Un celanese riceve l’avviso, va in Comune e litiga con un funzionario municipale
CELANO. Va in Comune per protestare contro il provvedimento di sfratto dalla casa popolare e aggredisce un dirigente. Tutto sarebbe partito dalla notifica dello sfratto esecutivo arrivata al professionista celanese per un’abitazione detenuta senza alcun requisito. Un atto firmato dall’Ater a seguito di alcuni controlli sugli immobili di edilizia popolare del Comune di Celano che obbliga l’inquilino a liberare l’abitazione nel giro di qualche settimana.
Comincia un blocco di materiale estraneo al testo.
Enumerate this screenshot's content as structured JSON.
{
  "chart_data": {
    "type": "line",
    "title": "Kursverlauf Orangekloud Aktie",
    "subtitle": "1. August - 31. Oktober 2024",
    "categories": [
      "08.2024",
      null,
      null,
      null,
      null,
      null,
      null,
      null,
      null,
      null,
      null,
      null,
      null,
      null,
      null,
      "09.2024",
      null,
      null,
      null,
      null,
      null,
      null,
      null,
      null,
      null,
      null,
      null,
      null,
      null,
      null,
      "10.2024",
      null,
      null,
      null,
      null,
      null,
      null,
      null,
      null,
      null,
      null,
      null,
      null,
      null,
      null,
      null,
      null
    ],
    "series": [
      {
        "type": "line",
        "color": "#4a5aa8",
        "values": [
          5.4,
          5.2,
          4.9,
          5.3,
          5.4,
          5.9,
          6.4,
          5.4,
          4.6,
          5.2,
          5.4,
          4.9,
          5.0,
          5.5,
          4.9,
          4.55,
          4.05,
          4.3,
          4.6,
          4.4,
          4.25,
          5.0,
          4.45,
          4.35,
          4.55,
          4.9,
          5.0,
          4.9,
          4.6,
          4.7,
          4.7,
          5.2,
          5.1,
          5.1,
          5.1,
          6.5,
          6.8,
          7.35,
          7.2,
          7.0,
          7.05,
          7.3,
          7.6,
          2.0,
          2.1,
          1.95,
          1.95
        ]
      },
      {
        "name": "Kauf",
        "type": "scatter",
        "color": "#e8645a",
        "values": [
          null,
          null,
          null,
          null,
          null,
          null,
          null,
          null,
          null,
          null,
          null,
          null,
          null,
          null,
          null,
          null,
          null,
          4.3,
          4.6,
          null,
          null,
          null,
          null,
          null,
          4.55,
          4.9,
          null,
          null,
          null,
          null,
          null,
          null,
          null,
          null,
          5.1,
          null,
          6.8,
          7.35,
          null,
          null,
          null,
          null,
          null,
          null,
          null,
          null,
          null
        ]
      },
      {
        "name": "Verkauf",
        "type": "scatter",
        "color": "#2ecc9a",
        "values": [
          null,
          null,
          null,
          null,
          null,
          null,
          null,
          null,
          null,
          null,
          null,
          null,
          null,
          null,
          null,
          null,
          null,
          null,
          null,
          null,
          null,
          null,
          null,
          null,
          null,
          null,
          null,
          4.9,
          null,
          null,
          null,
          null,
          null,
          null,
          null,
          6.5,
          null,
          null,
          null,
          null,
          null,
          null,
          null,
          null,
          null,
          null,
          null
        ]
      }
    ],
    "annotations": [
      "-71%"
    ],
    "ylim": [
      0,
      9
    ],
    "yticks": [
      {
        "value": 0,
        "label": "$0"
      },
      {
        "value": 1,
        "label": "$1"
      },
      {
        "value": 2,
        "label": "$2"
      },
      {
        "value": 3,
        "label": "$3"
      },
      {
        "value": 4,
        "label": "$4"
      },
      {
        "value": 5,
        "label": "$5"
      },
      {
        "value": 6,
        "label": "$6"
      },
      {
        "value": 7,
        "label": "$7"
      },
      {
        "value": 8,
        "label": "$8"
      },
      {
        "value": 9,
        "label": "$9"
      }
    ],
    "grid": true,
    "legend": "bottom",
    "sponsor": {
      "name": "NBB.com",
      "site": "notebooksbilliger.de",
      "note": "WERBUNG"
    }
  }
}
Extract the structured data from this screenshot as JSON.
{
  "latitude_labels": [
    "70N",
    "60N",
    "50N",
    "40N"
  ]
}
Sono circa 90 le famiglie celanesi che risiedono nelle abitazioni di edilizia popolare e ora sono alle prese con sfratti e problemi di natura legale che stanno coinvolgendo anche l’ente.
Tra questi nuclei c’è anche quello del professionista che, dopo aver ricevuto la comunicazione ufficiale dello sfratto, è andato direttamente in municipio per chiedere spiegazioni.
Da una prima verifica sembrerebbe che l’uomo viveva senza alcun titolo nell’abitazione e alla luce delle verifiche effettuate deve lasciarla perché non ha i requisiti per continuare a viverci.
La richiesta di delucidazioni a un dirigente comunale è però sfociata in un’accesa discussione durante la quale sono volate parole grosse tra i due e, sembrerebbe, anche qualche spintone.
Da un botta e risposta animato negli uffici comunali si è passati poi a una lite furiosa. Alla scena avrebbero assistito anche altri dipendenti comunali, il legale che si sta interessando per conto dell’ente della vicenda legale, e alcune persone che si trovavano in municipio in quel momento.
Per sedare la lite è stato necessario l’intervento dei carabinieri della stazione di Celano che ora stanno ricostruendo la dinamica dell’accaduto ascoltando anche le persone che hanno assistito alla lite tra l’uomo e il dirigente. (e.b.)